The P11 is, indeed, a cool air pistol. It’s the younger brother of the Beeman P1 but sports a two-tone color scheme, snazzier laminated grips, and fiber-optic sights. The P1 is available in .177 and .20 cal, while the P11 is available in .177 and .22. The picture doesn’t really do the P11 justice; the lower half of the ambidextrous laminated grips are stippled for a better grip and the bottom of the grip flares, providing a little bit of a palm shelf. In any event, I like the way the P11 looks and feels. The overall fit and finish of the matte-gray receiver and black “uppers” are, in my opinion, excellent.

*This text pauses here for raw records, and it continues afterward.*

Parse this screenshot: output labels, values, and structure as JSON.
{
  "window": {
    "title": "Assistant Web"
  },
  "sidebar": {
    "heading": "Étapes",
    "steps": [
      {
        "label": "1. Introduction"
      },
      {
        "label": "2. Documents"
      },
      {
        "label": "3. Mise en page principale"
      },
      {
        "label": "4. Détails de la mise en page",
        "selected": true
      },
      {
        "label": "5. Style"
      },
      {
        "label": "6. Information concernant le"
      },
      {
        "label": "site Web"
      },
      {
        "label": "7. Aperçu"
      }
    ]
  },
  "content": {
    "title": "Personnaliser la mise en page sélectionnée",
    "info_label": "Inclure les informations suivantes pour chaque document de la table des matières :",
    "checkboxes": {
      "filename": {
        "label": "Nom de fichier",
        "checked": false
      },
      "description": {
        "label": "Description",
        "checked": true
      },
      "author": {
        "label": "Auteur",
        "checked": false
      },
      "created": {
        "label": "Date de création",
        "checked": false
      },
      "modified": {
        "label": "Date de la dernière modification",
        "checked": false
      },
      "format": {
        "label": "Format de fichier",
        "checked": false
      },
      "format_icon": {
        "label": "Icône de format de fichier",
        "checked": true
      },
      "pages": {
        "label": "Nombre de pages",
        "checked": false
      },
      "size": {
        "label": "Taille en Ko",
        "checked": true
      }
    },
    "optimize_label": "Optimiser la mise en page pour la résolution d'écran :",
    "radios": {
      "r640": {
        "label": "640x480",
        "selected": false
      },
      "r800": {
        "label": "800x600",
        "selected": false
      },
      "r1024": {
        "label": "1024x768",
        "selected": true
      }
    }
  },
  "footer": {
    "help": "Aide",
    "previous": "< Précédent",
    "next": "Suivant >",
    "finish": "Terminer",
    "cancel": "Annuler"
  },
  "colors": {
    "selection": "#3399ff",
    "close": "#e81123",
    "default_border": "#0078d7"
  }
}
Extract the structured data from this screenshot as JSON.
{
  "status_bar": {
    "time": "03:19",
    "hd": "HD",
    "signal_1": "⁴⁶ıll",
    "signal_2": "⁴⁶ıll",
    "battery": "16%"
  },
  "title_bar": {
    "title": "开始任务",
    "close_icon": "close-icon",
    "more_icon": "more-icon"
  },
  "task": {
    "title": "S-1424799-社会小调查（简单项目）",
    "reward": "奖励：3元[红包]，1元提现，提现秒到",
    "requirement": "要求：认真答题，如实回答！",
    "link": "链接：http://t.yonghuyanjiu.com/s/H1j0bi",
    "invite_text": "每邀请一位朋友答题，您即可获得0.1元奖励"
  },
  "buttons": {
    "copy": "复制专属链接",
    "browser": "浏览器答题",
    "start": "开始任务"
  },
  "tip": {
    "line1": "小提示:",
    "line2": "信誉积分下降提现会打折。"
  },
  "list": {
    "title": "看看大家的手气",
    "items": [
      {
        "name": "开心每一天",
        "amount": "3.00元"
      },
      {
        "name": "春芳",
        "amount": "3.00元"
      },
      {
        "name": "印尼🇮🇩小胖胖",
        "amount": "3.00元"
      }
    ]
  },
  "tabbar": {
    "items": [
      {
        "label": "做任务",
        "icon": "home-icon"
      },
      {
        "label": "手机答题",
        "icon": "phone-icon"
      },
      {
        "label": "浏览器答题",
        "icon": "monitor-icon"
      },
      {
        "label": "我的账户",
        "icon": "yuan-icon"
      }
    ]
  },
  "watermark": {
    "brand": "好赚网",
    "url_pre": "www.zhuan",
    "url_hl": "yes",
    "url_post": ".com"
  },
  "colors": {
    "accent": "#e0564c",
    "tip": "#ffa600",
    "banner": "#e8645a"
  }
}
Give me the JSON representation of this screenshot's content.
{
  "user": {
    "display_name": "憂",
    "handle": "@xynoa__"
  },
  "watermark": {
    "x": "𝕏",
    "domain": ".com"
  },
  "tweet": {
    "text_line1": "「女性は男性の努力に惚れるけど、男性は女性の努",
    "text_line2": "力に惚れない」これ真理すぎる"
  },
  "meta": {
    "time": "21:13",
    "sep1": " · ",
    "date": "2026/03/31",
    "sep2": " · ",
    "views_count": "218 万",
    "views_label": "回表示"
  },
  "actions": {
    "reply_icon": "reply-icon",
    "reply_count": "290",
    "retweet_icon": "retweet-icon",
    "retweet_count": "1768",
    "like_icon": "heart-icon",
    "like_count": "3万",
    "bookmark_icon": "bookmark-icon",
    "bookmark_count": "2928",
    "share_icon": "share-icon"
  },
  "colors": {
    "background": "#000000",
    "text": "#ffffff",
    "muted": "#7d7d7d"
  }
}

If you’ve never handled a Beeman P1 or P11, there’s some stuff you have to know. First, this is a spring-piston air pistol. That means when you trigger the shot, it’s not going to behave like a Daisy 747 or a Crosman CO2 pistol. Instead, you’re going to get the whiplash recoil that is typical of a spring-piston powerplant. So don’t be surprised when it doesn’t act like a docile single-stroke pneumatic match pistol.

In addition, loading the P11 (or P1) is unusual. You start by flipping the safety (accessible from either side of the pistol) on and pulling what appears to be a hammer at the rear of the receiver. This releases the rear upper half of the receiver where the barrel is housed – the black part on the P11. Grasping the loose end, you pull it up and forward until it latches to cock the pistol. The cocking effort requires pulling the barrel assembly away from you as you open the action of the pistol, and it takes about 18 pounds of effort. Once the action is fully open and latched, slide a pellet into the breech end of the barrel and return the receiver back to its original position, snapping it locked into place.

Now, you’re ready. Just flip the safety off, ease the first stage out of the trigger, and let the good times roll. And The Lawnmower Guy was right: those fiber optic sights really light up like a neon sight . . . and that makes it sooo much easier to align the sights than the plain-old metallic sights on the P1. The P11 that Airguns of Arizona sent me to play with was the .22 version, and I find it smoother to shoot than the .177 version I once owned. I don’t know why that is. Certainly the velocity of the .22 is lower than the .177. For example, you might expect 415 fps with 14.3 grain .22 Crosman Premier pellets and around 520 fps with 7.9 grain .177 Crosman Premier Light pellets (on high power – the .177 version offers two cocking positions for two different levels of power.)

Whatever the reason, I find the P11 in .22 to be one of those “salted peanuts” guns – you can’t stop with just a few shots. You say to yourself, “Just five more shots, then I’ll go in.” The next thing you know, an hour and a half a tin of pellets has magically disappeared. But somehow you don’t mind.

Til next time, aim true and shoot straight.

PS There will be a follow up Blog on the UJ Challenge in the near future.